つまり、逃げている、甘えているのはこうした人たちのことで、自分の人生、生き方から逃げている。
これでは無意識の世界に生きる動物と同じ。

定年後に、何のために生きてきたんだろう、なんのために働いてきたんだろう、と喪失感にとらわれるのはこうした人たちだ。
彼らは人生の中で、多くの時間とエネルギーを費やすことになる、仕事に無関心でいたばかりに、それを失った時に大きな喪失感に襲われる。

 

納得の現職、満足の転職をするためには

転職すればいいわけではないし、現職を続けることがいいわけではない。
それは、自分の人生観、仕事観、価値観に沿っているかどうかで判断するべきである。

転職する人を馬鹿にしたり、いつまでも転職を決断できない人は、自分の人生観、仕事観、価値観を明確にしよう。
いかに、それを見つけるヒントになる質問を上げる。はたして明確に答えらるだろうか。

  • なぜ、今の仕事を選んだのか。
  • 仕事を通して何を実現したいのか
  • お金以外に得られる満足感は
  • お金よりも大切なものは
  • 命よりも大切なものは

手っ取り早く働く意義を感じられるのはお金。
次に満足感の高いのは、名誉。

しかし、それよりも深い満足感を得られるのは信念である。
自分の信念に沿う仕事をすること、それを得ようとすることが望ましい。

仕事を仕事として考えている間は、転職は難しい。
しかし、仕事を人生の一部として考え、自己実現の手段だと気づいた時、初めて本当の仕事、天職と言うものの存在に気が付く。

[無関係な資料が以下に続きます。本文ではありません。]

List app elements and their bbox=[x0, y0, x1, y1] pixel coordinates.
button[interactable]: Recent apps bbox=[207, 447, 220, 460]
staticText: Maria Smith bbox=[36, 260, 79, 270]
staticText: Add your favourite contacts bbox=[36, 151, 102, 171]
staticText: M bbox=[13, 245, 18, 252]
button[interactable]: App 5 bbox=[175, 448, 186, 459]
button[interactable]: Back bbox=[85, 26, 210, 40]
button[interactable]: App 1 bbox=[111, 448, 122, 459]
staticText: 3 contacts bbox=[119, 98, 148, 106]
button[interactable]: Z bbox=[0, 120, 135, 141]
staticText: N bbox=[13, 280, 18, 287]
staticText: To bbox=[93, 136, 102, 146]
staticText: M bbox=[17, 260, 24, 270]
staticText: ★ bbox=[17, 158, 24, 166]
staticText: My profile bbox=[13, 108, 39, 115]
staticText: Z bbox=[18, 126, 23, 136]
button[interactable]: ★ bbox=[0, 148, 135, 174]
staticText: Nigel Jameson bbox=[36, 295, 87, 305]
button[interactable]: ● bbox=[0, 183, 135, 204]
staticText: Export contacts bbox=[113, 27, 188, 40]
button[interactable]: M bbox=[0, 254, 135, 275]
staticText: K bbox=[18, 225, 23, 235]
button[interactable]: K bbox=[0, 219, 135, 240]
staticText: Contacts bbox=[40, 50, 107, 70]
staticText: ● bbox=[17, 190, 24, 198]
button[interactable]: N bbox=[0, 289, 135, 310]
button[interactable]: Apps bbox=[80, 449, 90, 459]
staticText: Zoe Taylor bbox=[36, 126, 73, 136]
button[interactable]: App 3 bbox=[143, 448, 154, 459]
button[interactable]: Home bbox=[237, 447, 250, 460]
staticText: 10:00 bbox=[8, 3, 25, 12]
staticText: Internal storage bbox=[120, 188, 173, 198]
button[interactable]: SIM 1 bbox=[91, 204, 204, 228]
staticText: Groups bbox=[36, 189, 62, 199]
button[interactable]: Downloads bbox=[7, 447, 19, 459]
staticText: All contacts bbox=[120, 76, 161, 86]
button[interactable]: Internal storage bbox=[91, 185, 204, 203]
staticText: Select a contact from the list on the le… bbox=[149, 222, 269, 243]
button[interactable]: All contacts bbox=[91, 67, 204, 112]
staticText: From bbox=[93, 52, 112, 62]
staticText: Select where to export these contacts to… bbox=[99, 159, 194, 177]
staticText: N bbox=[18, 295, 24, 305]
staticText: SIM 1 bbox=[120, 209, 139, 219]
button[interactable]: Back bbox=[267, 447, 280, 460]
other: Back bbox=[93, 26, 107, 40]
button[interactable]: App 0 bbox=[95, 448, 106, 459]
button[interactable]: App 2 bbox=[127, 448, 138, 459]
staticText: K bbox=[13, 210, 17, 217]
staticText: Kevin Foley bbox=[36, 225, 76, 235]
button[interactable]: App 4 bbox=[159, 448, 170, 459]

仕事は学校の勉強でもないし、押し付けられる宿題もない。
もっと、自分の人生に根付いた意味のある、意義のある時間だと考え直そう。

それができるようになった時、転職するべきかどうかの迷いは無くなり
転職してく人を馬鹿にせず応援できるようになる。

 

まとめ

かつて転職はダメなことだとされていた。
逃げ、甘え、裏切り、非常識、いろいろな言葉で否定された。

しかし、その考え方は経済成長期と言う日本の歴史てわずか40年間の価値観でしかない。
もちろん今は、その時代から外れている。

今は、努力しても給料は上がらない。
それなら、時間とエネルギーを投入してお金以外に得られるものに満足するしかない。

そのためには、自分の人生、生き方、仕事観、信念、というものを明確にし、それに沿った仕事を選ぶべきである。
この基礎無しに、仕事に満足はあり得ない。

転職できない人は、もう一度自分に向き合ってみよう。

  • なんのために働くのか。
  • 何のためなら働けるのか。

この質問から逃げ続ける限り、あなたは転職する人を逃げだと決めつけるだろう。